I drove to the beach and, pulling into the parking lot of the Sunspree, saw a middle-aged couple standing near the doors to the hotel. He had on jeans and a button-down, short-sleeve shirt untucked and a couple days worth of growth on his jaw. His hair looked as though he'd just rolled out of bed and he was sipping on a can of Budweiser. Her hair was bleached to an unnatural yellow and she wore a sleeveless shirt, shorts and flip-flops. They were both fairly rumpled-looking, having only recently unfolded themselves from their luggage.
Surely this couple couldn't be my fare. But when I pulled to the doors, they waved eagerly and thanked me profusely as I opened the door for them to climb in. "This is going to be a long day," I thought.
The first place they wanted to go was back across the bridge, into the city - leaving the beautiful beach and emerald water behind - to go to the mall. I tried to talk them out of it, passively telling them just how far a drive it was (about a half hour) and assuring them that there was nothing there worth seeing. But they'd seen the beach, had their fun there, and were anxious to get to a mall for the afternoon. When I dropped them off and we agreed on a time to meet back at that door, he pulled a wad of cash from his front pocket such as I'd seen only one other time (another story for another time), unwound the rubber band holding it together, gave me a hundred dollar bill and asked me to pick up a bottle of Asti Spumante for them while they were inside.
As I sat in the mall parking lot waiting on them, a bottle of sparkling wine on ice behind me, I dreaded the afternoon. I had no idea how long I was in it for or what would be next, the clients didn't seem to know for sure, either. They just seemed thrilled with being in a limousine and at the mall for a time.
The mall and the Asti Spumante must have loosened them up, because they were very chatty on the drive back to the beach. And very, very nice, asking about the area and how long I'd lived there, about my life and interests. All passengers were strangers and most of them felt compelled to talk to me as the driver, making polite conversation because they weren't quite sure what the protocol was. The protocol is that you are not obligated to talk to the driver. You certainly may because you're paying, but no one is expecting it and the Q&A usually ends up being more awkward than pleasant. But these people were an exception, they appeared genuine and genuinely interested.
Once back on the beach and stopped for lunch, they pleaded with me to join them, but I declined. After lunch they wanted to go play pool and insisted I come into the bar with them instead of sitting in the car. So I sat at a nearby table, drinking coffee and watching and talking some more with them.
They were from Arkansas, he told me, and he owned a construction company that built nursing homes all over the country. They were simple country folks, yet the more we talked, the more I realized that they were loaded. This didn't make any difference in their personality, they were some of the sweetest people I've ever met, but I felt guilty then for judging them initially as backwater hillbillies who were probably in awe of a limousine and a guy wearing a suit.
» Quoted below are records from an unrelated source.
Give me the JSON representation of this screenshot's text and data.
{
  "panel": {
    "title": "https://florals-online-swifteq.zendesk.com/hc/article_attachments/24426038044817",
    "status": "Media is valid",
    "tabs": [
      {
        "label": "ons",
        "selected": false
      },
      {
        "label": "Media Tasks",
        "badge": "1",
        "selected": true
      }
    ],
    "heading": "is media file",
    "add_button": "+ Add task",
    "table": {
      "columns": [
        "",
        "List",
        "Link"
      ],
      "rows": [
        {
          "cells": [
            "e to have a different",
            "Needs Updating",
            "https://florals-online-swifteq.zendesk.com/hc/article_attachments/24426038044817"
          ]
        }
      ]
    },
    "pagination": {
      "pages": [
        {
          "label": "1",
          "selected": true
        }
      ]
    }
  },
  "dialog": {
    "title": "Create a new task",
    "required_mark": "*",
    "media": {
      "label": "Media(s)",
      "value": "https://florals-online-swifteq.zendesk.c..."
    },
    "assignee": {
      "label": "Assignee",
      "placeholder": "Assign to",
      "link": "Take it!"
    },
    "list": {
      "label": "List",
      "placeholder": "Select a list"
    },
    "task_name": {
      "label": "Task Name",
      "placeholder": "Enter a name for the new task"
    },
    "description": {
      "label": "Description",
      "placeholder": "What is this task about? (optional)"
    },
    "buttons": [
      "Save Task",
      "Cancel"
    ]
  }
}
When I finally dropped them back at their hotel after a day of sightseeing and more beers, they warmly said their goodbyes and he pulled out that wad of cash again to graciously tip me. I was sorry for the job to end.
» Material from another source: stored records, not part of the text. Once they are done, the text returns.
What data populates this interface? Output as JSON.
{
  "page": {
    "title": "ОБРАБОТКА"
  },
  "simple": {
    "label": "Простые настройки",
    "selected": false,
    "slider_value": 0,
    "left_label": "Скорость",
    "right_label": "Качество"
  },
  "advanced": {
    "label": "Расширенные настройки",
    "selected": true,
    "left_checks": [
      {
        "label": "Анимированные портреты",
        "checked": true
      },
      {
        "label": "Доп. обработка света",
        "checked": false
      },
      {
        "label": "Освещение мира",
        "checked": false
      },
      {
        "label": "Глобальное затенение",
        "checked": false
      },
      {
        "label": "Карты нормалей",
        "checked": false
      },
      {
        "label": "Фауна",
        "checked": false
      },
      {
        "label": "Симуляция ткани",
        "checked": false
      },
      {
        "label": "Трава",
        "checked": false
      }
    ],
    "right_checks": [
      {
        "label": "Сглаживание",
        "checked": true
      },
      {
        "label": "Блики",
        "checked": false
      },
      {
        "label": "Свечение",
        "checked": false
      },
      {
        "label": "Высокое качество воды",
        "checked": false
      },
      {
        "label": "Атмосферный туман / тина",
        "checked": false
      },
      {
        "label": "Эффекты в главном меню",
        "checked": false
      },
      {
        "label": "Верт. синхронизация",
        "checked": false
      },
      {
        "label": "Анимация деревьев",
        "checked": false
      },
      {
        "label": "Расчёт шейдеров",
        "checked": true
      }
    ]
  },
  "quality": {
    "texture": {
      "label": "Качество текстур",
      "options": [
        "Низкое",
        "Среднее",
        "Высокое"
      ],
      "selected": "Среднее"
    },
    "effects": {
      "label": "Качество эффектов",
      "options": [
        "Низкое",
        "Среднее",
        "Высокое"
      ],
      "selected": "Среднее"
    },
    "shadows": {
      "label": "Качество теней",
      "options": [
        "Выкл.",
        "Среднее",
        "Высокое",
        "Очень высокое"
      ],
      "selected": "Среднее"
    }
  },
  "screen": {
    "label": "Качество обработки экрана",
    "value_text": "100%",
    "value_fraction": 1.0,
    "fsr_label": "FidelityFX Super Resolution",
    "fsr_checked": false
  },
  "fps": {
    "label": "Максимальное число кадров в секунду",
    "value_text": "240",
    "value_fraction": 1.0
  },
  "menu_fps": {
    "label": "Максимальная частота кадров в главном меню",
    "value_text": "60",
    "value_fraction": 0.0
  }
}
I came to understand over time that that area of the country is full of people like that, simple people who have worked hard and amassed some impressive wealth, yet still live as they were brought up - simply. That goes for their accumulation of all that riches can buy and in the way they treat other people. They're good people whose money didn't seem to affect them or allow it to affect those around them.
They are a far cry, I would also learn, from the wealth of celebrity.